Research
Research
The Boulder Bee Lab focuses on symbiotic relationships in arthropods, disease ecology, and invasive species management, using the honey bee as our model organism.
Current Initiatives:
Arthropod symbiosis: elucidating how dispensable interactions between arthropods and those with other organisms develop, stabilize, and adapt along the transition to symbiosis.
Pollinator Health: assessing the multiple interacting factors leading to the globally observed decline in pollinator health and testing methods to mitigate this decline.
Parasite Behavior: parasitic/parasitoid organisms employ novel methods to live in or on hosts and exploit them for resources. Better understanding of these methods could lead to new means of managing parasites that cause economic or medical injury.
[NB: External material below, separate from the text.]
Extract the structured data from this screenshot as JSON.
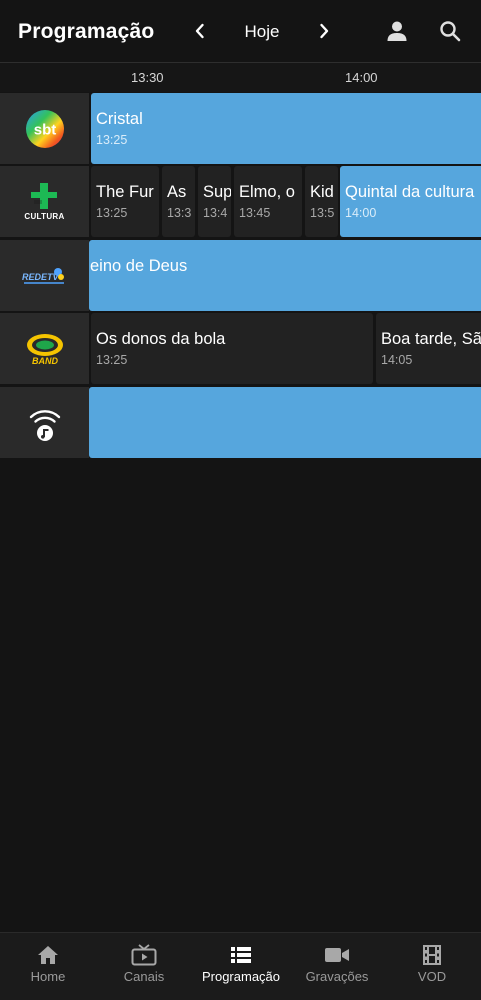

Melittophiles and Other non-Apis Hive Associates: deepening our understanding of how hive associates remain in honey bee colonies despite evolutionarily refined instincts of the host to exclude these organisms. Methods such as providing a significant service to the bees, avoiding detection through complex camouflage, or taking advantage of only the weak and unguarded are sparsely studied strategies but may be integral to disrupting negative relations or promoting those that lead to greater colony health.
Honey Bee Resistance/Resilience: deepening knowledge of how the other 11 species of honey bees residing in Southeast Asia, aside from the cosmopolitan Apis mellifera, thrive in the face of the same stress factors and how we can translate those traits to our population of honey bees.